Previous studies have shown an NAFLD prevalence rate of approximately 25% [23, 46, 47]. In this study, post-test probabilities were calculated using the Fagan plot. When the pre-test probability was set to 25%, B-mode findings showed high accuracy for ruling out fatty liver. This indicates the importance of paying attention to patients with a low level of attenuation coefficients or without conventional B-mode findings. Meanwhile, if obese patients are evaluated, positive findings are crucial as most of them have fatty liver. Patients with positive B-mode findings can be considered to have fatty liver. Interestingly, regarding the diagnosis of mild steatosis, B-mode findings had diagnostic accuracy inferior to that of attenuation coefficients. However, the post-test probability of B-mode was not inferior to that of attenuation coefficients. This may be the rationale for the recent improvements in ultrasound machines, and these improvements may indicate that the conventional B-mode ultrasound may also be useful in obese patients.

Meanwhile, HSROC analysis showed a wide variability in B-mode ultrasound. Forest plots indicated heterogeneity for both sensitivity and specificity in the conventional B-mode ultrasound. In subgroup analysis, a large sample size, attenuation coefficients, BMI < 25 kg/m2, recent publication year (from 2010), and duration between biopsy and ultrasound were better for diagnostic accuracy when mild steatosis was diagnosed. Although funnel plots showed no publication bias, clinical studies have to include a large sample size. Enrolling patients with BMI < 25 kg/m2 may lower the proportion of those with fatty liver. Moreover, when older studies were analyzed, B-mode ultrasound had insufficient diagnostic performance. Attenuation coefficients had better diagnostic value than conventional B-mode ultrasound with non-quantification methods. Conventional B-mode ultrasound had lower pooled sensitivity, indicating that it has insufficient diagnostic capability for ruling out S0. Thus, attenuation coefficients should be used to distinguish S0 from S1–3, with this method being reliable.

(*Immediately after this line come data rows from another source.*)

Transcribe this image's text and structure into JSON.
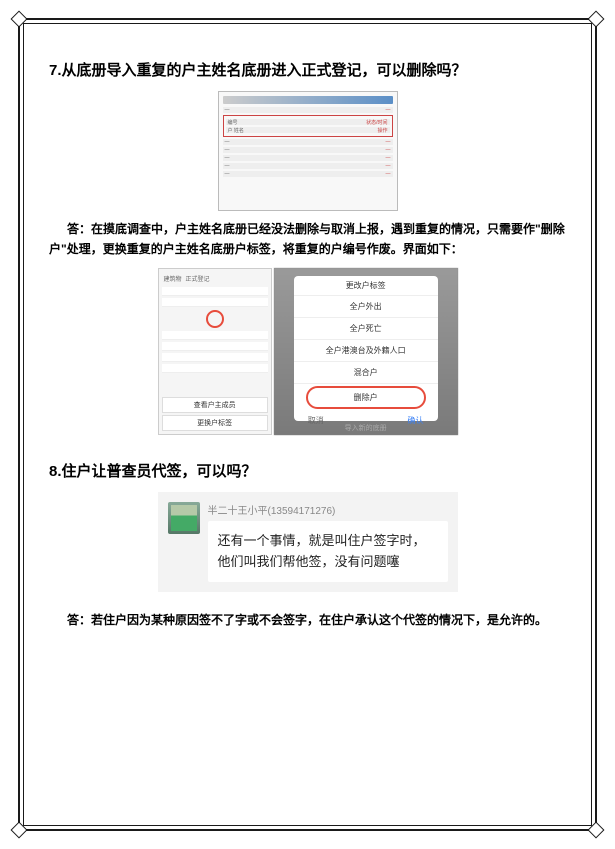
{
  "q7": {
    "heading": "7.从底册导入重复的户主姓名底册进入正式登记，可以删除吗？",
    "answer": "答：在摸底调查中，户主姓名底册已经没法删除与取消上报，遇到重复的情况，只需要作\"删除户\"处理，更换重复的户主姓名底册户标签，将重复的户编号作废。界面如下：",
    "shot1": {
      "rows": [
        {
          "l": "编号",
          "r": "状态/时间"
        },
        {
          "l": "户 姓名",
          "r": "操作"
        }
      ]
    },
    "shot2": {
      "left": {
        "tabs": [
          "建筑物",
          "正式登记"
        ],
        "btn1": "查看户主成员",
        "btn2": "更换户标签"
      },
      "right": {
        "title": "更改户标签",
        "opts": [
          "全户外出",
          "全户死亡",
          "全户港澳台及外籍人口",
          "混合户"
        ],
        "selected": "删除户",
        "cancel": "取消",
        "confirm": "确认",
        "under": "导入新的底册"
      }
    }
  },
  "q8": {
    "heading": "8.住户让普查员代签，可以吗？",
    "chat": {
      "name": "半二十王小平(13594171276)",
      "message": "还有一个事情，就是叫住户签字时，他们叫我们帮他签，没有问题噻"
    },
    "answer": "答：若住户因为某种原因签不了字或不会签字，在住户承认这个代签的情况下，是允许的。"
  }
}
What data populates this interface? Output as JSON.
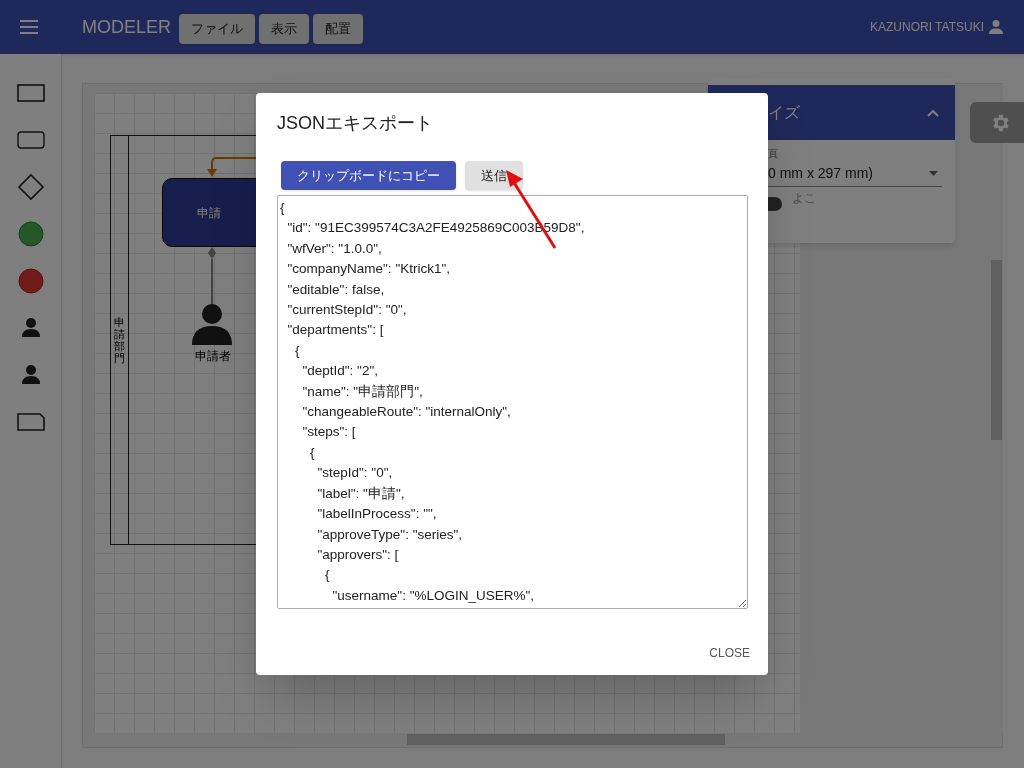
{
  "app_bar": {
    "title": "MODELER",
    "menu_buttons": [
      "ファイル",
      "表示",
      "配置"
    ],
    "user": "KAZUNORI TATSUKI"
  },
  "diagram": {
    "lane_label": "申請部門",
    "step_label": "申請",
    "actor_label": "申請者"
  },
  "paper_panel": {
    "title": "イズ",
    "expanded": true,
    "field_label": "頁",
    "field_value": "0 mm x 297 mm)",
    "toggle_label": "よこ",
    "toggle_on": false
  },
  "dialog": {
    "title": "JSONエキスポート",
    "buttons": [
      {
        "label": "クリップボードにコピー",
        "kind": "primary"
      },
      {
        "label": "送信",
        "kind": "secondary"
      }
    ],
    "json_lines": [
      "{",
      "  \"id\": \"91EC399574C3A2FE4925869C003B59D8\",",
      "  \"wfVer\": \"1.0.0\",",
      "  \"companyName\": \"Ktrick1\",",
      "  \"editable\": false,",
      "  \"currentStepId\": \"0\",",
      "  \"departments\": [",
      "    {",
      "      \"deptId\": \"2\",",
      "      \"name\": \"申請部門\",",
      "      \"changeableRoute\": \"internalOnly\",",
      "      \"steps\": [",
      "        {",
      "          \"stepId\": \"0\",",
      "          \"label\": \"申請\",",
      "          \"labelInProcess\": \"\",",
      "          \"approveType\": \"series\",",
      "          \"approvers\": [",
      "            {",
      "              \"username\": \"%LOGIN_USER%\","
    ],
    "close": "CLOSE"
  }
}
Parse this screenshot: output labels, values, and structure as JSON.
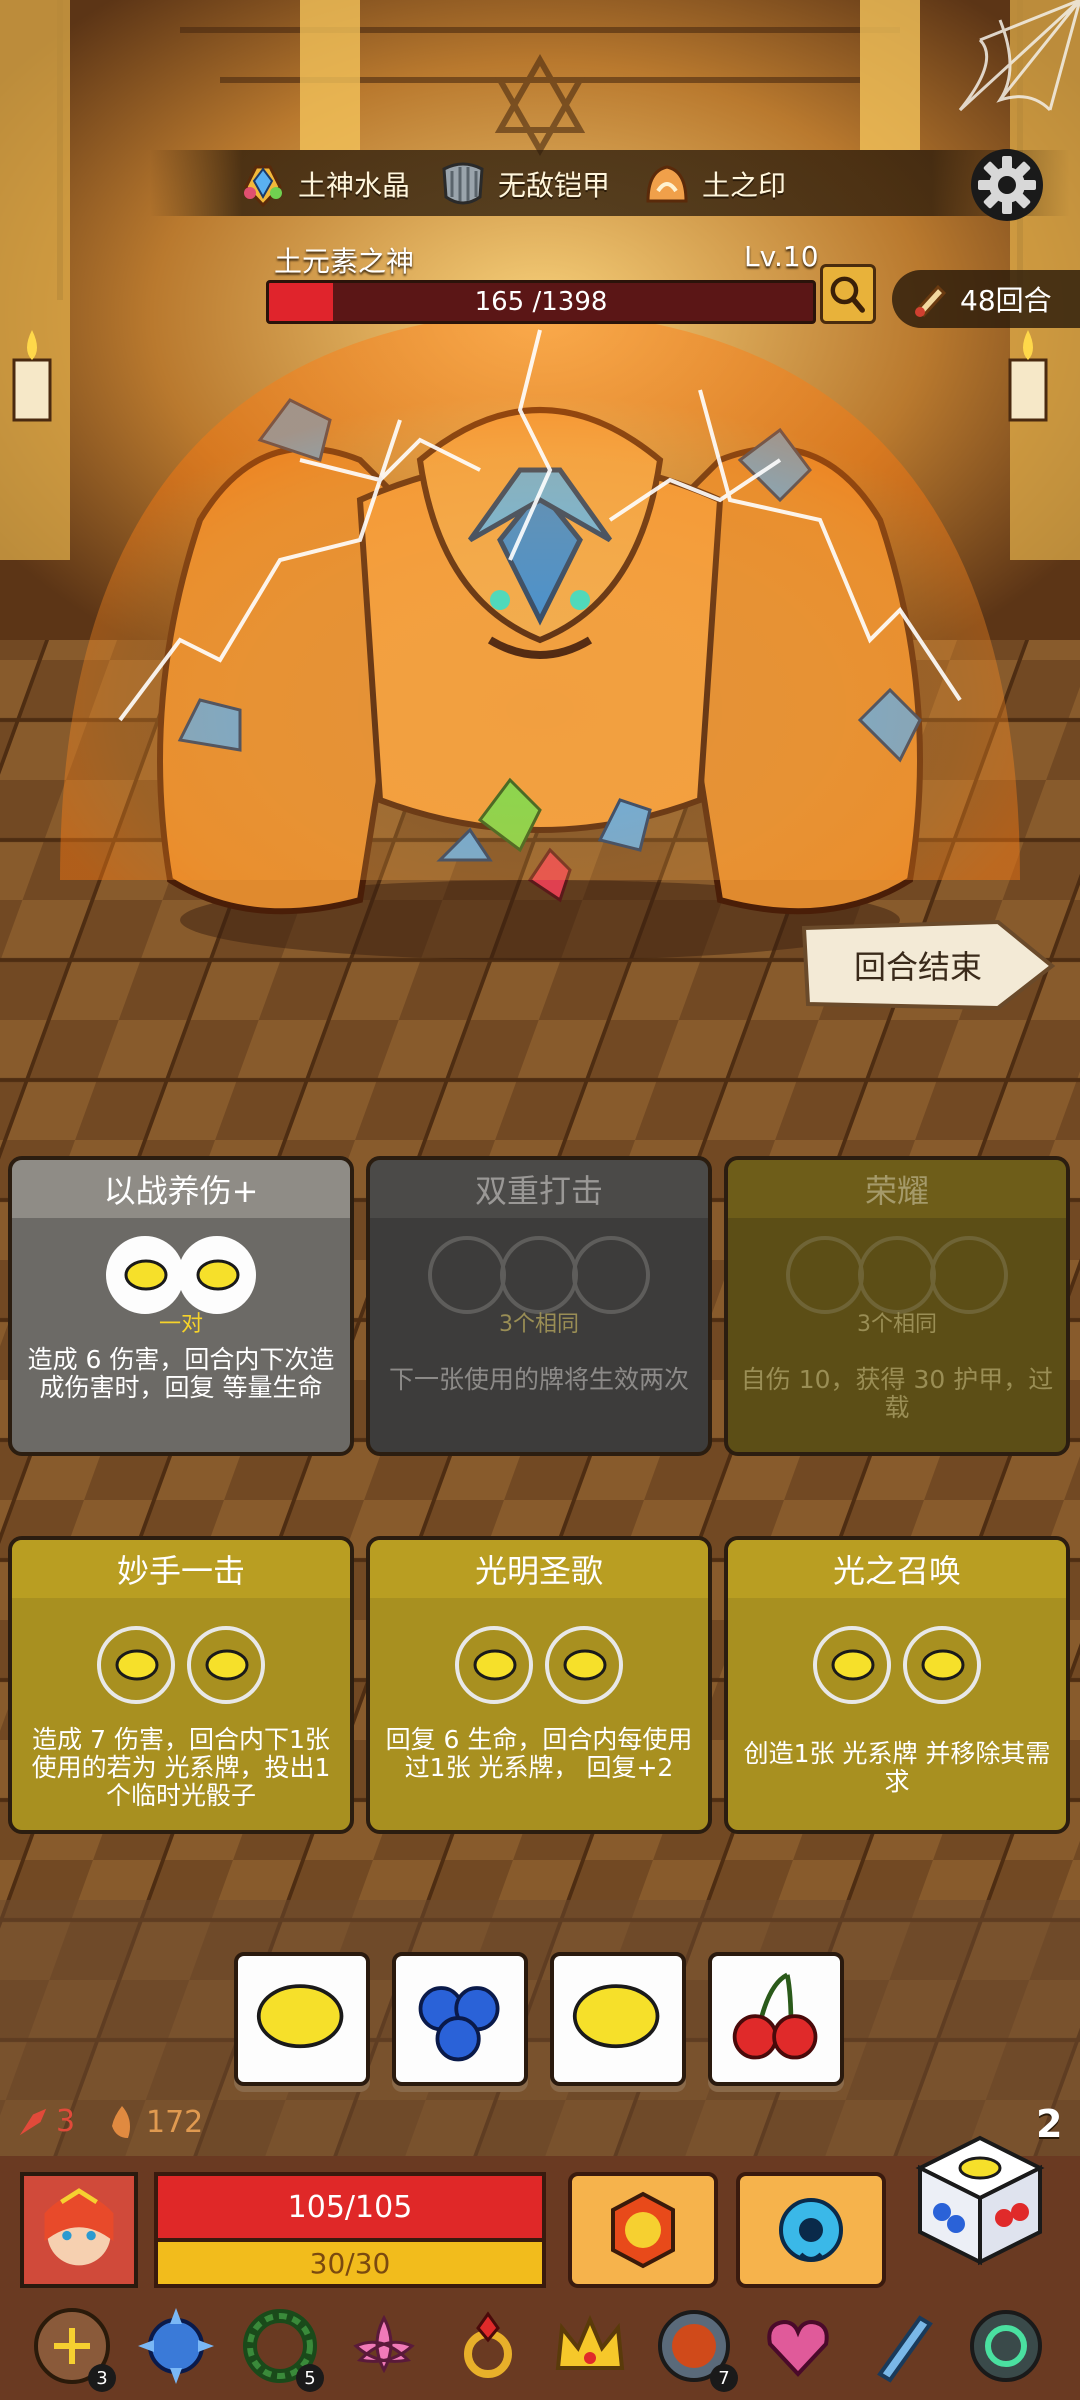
{
  "relics_top": [
    {
      "label": "土神水晶",
      "icon": "crystal-icon"
    },
    {
      "label": "无敌铠甲",
      "icon": "armor-icon"
    },
    {
      "label": "土之印",
      "icon": "earth-seal-icon"
    }
  ],
  "boss": {
    "name": "土元素之神",
    "level": "Lv.10",
    "hp_text": "165 /1398",
    "hp_current": 165,
    "hp_max": 1398
  },
  "round": {
    "label": "48回合"
  },
  "end_turn": {
    "label": "回合结束"
  },
  "cards_row1": [
    {
      "title": "以战养伤+",
      "req": "一对",
      "desc": "造成 6 伤害，回合内下次造成伤害时，回复 等量生命",
      "style": "gray"
    },
    {
      "title": "双重打击",
      "req": "3个相同",
      "desc": "下一张使用的牌将生效两次",
      "style": "dark"
    },
    {
      "title": "荣耀",
      "req": "3个相同",
      "desc": "自伤 10，获得 30 护甲，过载",
      "style": "olive"
    }
  ],
  "cards_row2": [
    {
      "title": "妙手一击",
      "desc": "造成 7 伤害，回合内下1张使用的若为 光系牌，投出1个临时光骰子"
    },
    {
      "title": "光明圣歌",
      "desc": "回复 6 生命，回合内每使用过1张 光系牌， 回复+2"
    },
    {
      "title": "光之召唤",
      "desc": "创造1张 光系牌 并移除其需求"
    }
  ],
  "dice": [
    {
      "face": "lemon"
    },
    {
      "face": "blueberry"
    },
    {
      "face": "lemon"
    },
    {
      "face": "cherry"
    }
  ],
  "stats": {
    "attack": "3",
    "fire": "172",
    "dice_count": "2"
  },
  "player": {
    "hp_text": "105/105",
    "mp_text": "30/30"
  },
  "relic_badges": {
    "r1": "3",
    "r3": "5",
    "r9": "7"
  },
  "colors": {
    "hp_red": "#e0242c",
    "mp_yellow": "#f2bc1c",
    "card_gold": "#a89020"
  }
}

This study had some limitations. First, there have been only a few reported studies on attenuation coefficients guided by B-mode ultrasound to date. More high-quality studies are needed to establish the diagnostic value of attenuation coefficients. Second, there were few recent studies that analyzed conventional B-mode. We will perform another meta-analysis when more studies become available. Third, a few clinical trials have compared attenuation coefficients with other tests (CAP or magnetic resonance imaging). Comparative studies are needed to establish the accuracy and usefulness of attenuation coefficients. Fourth, the diagnostic ability of attenuation coefficients was not evaluated between different ultrasound devices as data from only a limited number of participants were included and, therefore, they were insufficient to perform this sub-analysis. When more papers are published in the future, we would like to re-analyze this aspect.

Conclusion

Conventional B-mode ultrasound has sufficient diagnostic capability for steatosis ≥ 5%. In particular, attenuation coefficients guided by B-mode ultrasound are reliable and reproducible.